Los Angeles [AP]
In an underdog win for a movie about an underdog profession, the newspaper drama Spotlight won the best picture at an Academy Awards riven by protest and electrified by an unflinching Chris Rock.
Tom McCarthy’s film about the Boston Globe‘s investigative reporting on sexual abuse by Catholic priests won over the favoured frontier epic The Revenant. McCarthy’s well-crafted procedural, led by a strong ensemble cast, had lagged in the lead-up to the Oscars.
But Spotlight – an ode to the hard-nose, methodical work of a journalism increasingly seldom practised – took the night’s top honour despite winning only one other Oscar for McCarthy and Josh Singer’s screenplay.
‘We would not be here today without the heroic efforts of our reporters’, said producer Blye Pagon Faust. ‘Not only do they effect global change, but they absolutely show us the necessity for investigative journalism.’
The night, however, belonged to host Rock, who launched immediately into the uproar over the lack of diversity in this year’s nominees, and didn’t let up. ‘The White People’s Choice Awards’, he called the Oscars, which were protested against beforehand outside the Dolby Theatre by the Reverend Al Sharpton, and saw some viewers boycotting the broadcast.
Rock ensured the topic remained at the forefront throughout the evening, usually finding hearty laughs in the process.
‘Is Hollywood racist? You’re damn right it’s racist’, said Rock. ‘Hollywood is sorority racist. It’s like: we like you Rhonda, but you’re not a Kappa’.
Streaks, broken and extended, dominated much of the evening.

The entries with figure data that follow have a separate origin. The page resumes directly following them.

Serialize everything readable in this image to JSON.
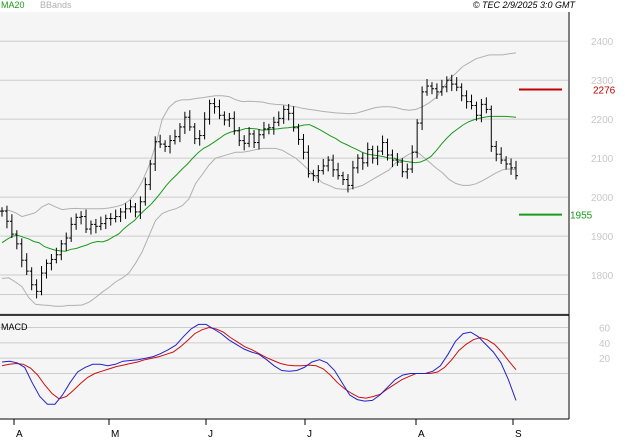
{
  "header": {
    "legend_ma": "MA20",
    "legend_bb": "BBands",
    "copyright": "© TEC 2/9/2025 3:0 GMT"
  },
  "chart_data": [
    {
      "type": "candlestick",
      "x_labels": [
        "A",
        "M",
        "J",
        "J",
        "A",
        "S"
      ],
      "y_ticks": [
        1800,
        1900,
        2000,
        2100,
        2200,
        2300,
        2400
      ],
      "ylim": [
        1700,
        2475
      ],
      "grid": true,
      "colors": {
        "price": "#000000",
        "ma20": "#1a9a1a",
        "bbands": "#b0b0b0",
        "resistance": "#c00000",
        "support": "#1a9a1a",
        "grid": "#cccccc",
        "panel": "#f5f5f5"
      },
      "price": [
        1964,
        1938,
        1905,
        1880,
        1838,
        1810,
        1775,
        1758,
        1805,
        1830,
        1840,
        1852,
        1880,
        1895,
        1930,
        1948,
        1950,
        1918,
        1930,
        1925,
        1932,
        1945,
        1945,
        1950,
        1962,
        1970,
        1975,
        1962,
        1988,
        2032,
        2085,
        2142,
        2136,
        2130,
        2145,
        2155,
        2180,
        2205,
        2180,
        2150,
        2158,
        2200,
        2240,
        2232,
        2210,
        2198,
        2202,
        2170,
        2145,
        2138,
        2162,
        2140,
        2160,
        2175,
        2178,
        2192,
        2202,
        2225,
        2215,
        2178,
        2148,
        2115,
        2060,
        2055,
        2068,
        2080,
        2095,
        2070,
        2055,
        2045,
        2030,
        2075,
        2100,
        2088,
        2122,
        2100,
        2118,
        2140,
        2108,
        2095,
        2090,
        2065,
        2072,
        2115,
        2190,
        2270,
        2285,
        2278,
        2270,
        2283,
        2300,
        2290,
        2282,
        2260,
        2245,
        2235,
        2210,
        2238,
        2225,
        2130,
        2110,
        2095,
        2085,
        2075,
        2055
      ],
      "ma20": [
        1883,
        1892,
        1900,
        1902,
        1897,
        1893,
        1886,
        1883,
        1873,
        1868,
        1864,
        1862,
        1861,
        1866,
        1868,
        1873,
        1877,
        1883,
        1886,
        1885,
        1890,
        1898,
        1905,
        1919,
        1930,
        1940,
        1955,
        1968,
        1980,
        1995,
        2012,
        2030,
        2045,
        2058,
        2072,
        2085,
        2100,
        2114,
        2125,
        2132,
        2141,
        2150,
        2160,
        2166,
        2170,
        2172,
        2176,
        2176,
        2175,
        2172,
        2173,
        2174,
        2175,
        2177,
        2178,
        2180,
        2182,
        2185,
        2186,
        2180,
        2173,
        2165,
        2157,
        2150,
        2141,
        2135,
        2128,
        2122,
        2115,
        2110,
        2108,
        2106,
        2104,
        2100,
        2100,
        2095,
        2092,
        2090,
        2088,
        2090,
        2096,
        2105,
        2120,
        2137,
        2152,
        2165,
        2175,
        2185,
        2193,
        2198,
        2202,
        2205,
        2207,
        2207,
        2207,
        2207,
        2206,
        2205
      ],
      "bb_upper": [
        1965,
        1966,
        1960,
        1950,
        1955,
        1960,
        1975,
        1983,
        1975,
        1968,
        1970,
        1971,
        1970,
        1970,
        1970,
        1970,
        1972,
        1975,
        1980,
        1990,
        2010,
        2040,
        2080,
        2132,
        2200,
        2230,
        2245,
        2250,
        2250,
        2253,
        2255,
        2258,
        2260,
        2260,
        2258,
        2250,
        2245,
        2246,
        2245,
        2244,
        2240,
        2238,
        2237,
        2234,
        2232,
        2228,
        2225,
        2223,
        2220,
        2218,
        2216,
        2215,
        2214,
        2215,
        2220,
        2225,
        2230,
        2232,
        2232,
        2230,
        2225,
        2223,
        2225,
        2232,
        2242,
        2255,
        2278,
        2303,
        2318,
        2335,
        2345,
        2355,
        2360,
        2365,
        2365,
        2365,
        2368,
        2370
      ],
      "bb_lower": [
        1791,
        1793,
        1782,
        1770,
        1742,
        1725,
        1723,
        1722,
        1720,
        1720,
        1722,
        1722,
        1723,
        1730,
        1742,
        1756,
        1768,
        1782,
        1792,
        1805,
        1830,
        1860,
        1900,
        1940,
        1958,
        1965,
        1970,
        1978,
        1995,
        2035,
        2058,
        2082,
        2100,
        2105,
        2110,
        2115,
        2115,
        2118,
        2122,
        2125,
        2125,
        2125,
        2120,
        2110,
        2100,
        2085,
        2068,
        2052,
        2037,
        2030,
        2022,
        2020,
        2020,
        2025,
        2030,
        2040,
        2050,
        2060,
        2070,
        2088,
        2100,
        2110,
        2118,
        2105,
        2090,
        2075,
        2062,
        2045,
        2035,
        2030,
        2030,
        2034,
        2042,
        2052,
        2062,
        2070,
        2072,
        2070
      ],
      "resistance": {
        "value": 2276,
        "label": "2276"
      },
      "support": {
        "value": 1955,
        "label": "1955"
      }
    },
    {
      "type": "line",
      "title": "MACD",
      "y_ticks": [
        20,
        40,
        60
      ],
      "y_tick_labels": [
        "20",
        "40",
        "60"
      ],
      "ylim": [
        -58,
        75
      ],
      "colors": {
        "macd": "#2222cc",
        "signal": "#cc1111"
      },
      "macd": [
        15,
        16,
        14,
        8,
        -12,
        -30,
        -40,
        -40,
        -28,
        -12,
        2,
        8,
        12,
        12,
        10,
        12,
        16,
        17,
        18,
        20,
        22,
        26,
        31,
        37,
        48,
        58,
        64,
        64,
        58,
        52,
        44,
        38,
        32,
        28,
        25,
        18,
        10,
        4,
        3,
        4,
        8,
        15,
        18,
        14,
        4,
        -12,
        -28,
        -34,
        -36,
        -35,
        -28,
        -18,
        -8,
        -2,
        0,
        0,
        0,
        3,
        10,
        25,
        42,
        52,
        54,
        48,
        38,
        28,
        14,
        -8,
        -35
      ],
      "signal": [
        10,
        12,
        13,
        12,
        7,
        -2,
        -15,
        -26,
        -33,
        -30,
        -22,
        -13,
        -5,
        0,
        3,
        6,
        9,
        11,
        13,
        15,
        18,
        20,
        22,
        25,
        28,
        35,
        43,
        52,
        57,
        60,
        58,
        54,
        47,
        41,
        35,
        31,
        26,
        21,
        17,
        13,
        11,
        10,
        10,
        11,
        10,
        6,
        -2,
        -12,
        -20,
        -26,
        -31,
        -32,
        -30,
        -27,
        -20,
        -14,
        -8,
        -4,
        0,
        0,
        0,
        2,
        8,
        18,
        30,
        38,
        44,
        47,
        44,
        38,
        28,
        16,
        5
      ]
    }
  ]
}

After going home empty-handed four times previously, Leonardo DiCaprio won his first Oscar, for a best actor in The Revenant – a gruff, grunting performance that traded little on the actor’s youthful charisma. DiCaprio, greeted with a standing ovation, took the moment to talk about climate change.
‘Let us not take our planet for granted’, said DiCaprio. ‘I do not take tonight for granted.’
His director, Inarritu won back-to-back directing awards after the triumph last year of Birdman. It’s a feat matched by only two other filmmakers: John Ford and Joseph L. Mankiewicz.
The Revenant also won best cinematography for Emmanuel Lubezki, who became the first cinematographer to win three times in a row (after wins for Gravity and Birdman), and only the seventh to take a hat-trick in Oscar history.
The night’s most-awarded film, however, went to George Miller’s post-apocalyptic chase film, Mad Max: Fury Road which sped away with six awards in technical categories for editing, makeup, production design, sound editing, sound mixing and costume design.
‘Us Mad Maxes are doing OK tonight’, said editor Margaret Sixel, who’s married to Miller. The flurry of wins brought a parade of Australian craftsmen onstage in an Oscars that was at least internationally diverse.
Best actress went to Brie Larson, the 26-year-old breakout of the mother-son captive drama Room. The Sweden-born Alicia Vikander took best supporting actress for the transgender pioneer tale The Danish Girl.
Gasps went around the Dolby when Mark Rylance won best supporting actor over Sylvester Stallone. Nominated a second time for role of Rocky Balboa 39 years later, Stallone had been expected to win his first acting Oscar for the Rocky sequel Creed. But the famed stage actor who co-starred in Steven Spielberg’s Bridge of Spies won instead.
Adam McKay and Charles Randolph took best adapted screenplay for their self-described ‘trauma-dy’, The Big Short, about the mortgage meltdown of 2008.
At 87, Ennio Morricone landed his first competitive Oscar for Quentin Tarantino’s The Hateful Eight (He was given an honorary one in 2009).
Sam Smith and songwriting partner Jimmy Napes picked up the Academy Award for best song for Writing’s on the Wall, from the James Bond film Spectre.
Best animated feature film went to Inside Out, Pixar’s eighth win in the category since it was created in 2001. Asif Kapadia’s Amy Winehouse portrait, Amy, took best documentary. Hungary scored its second best foreign language Oscar for Laszlo Nemes’ Son of Saul, a harrowing drama set within a concentration camp.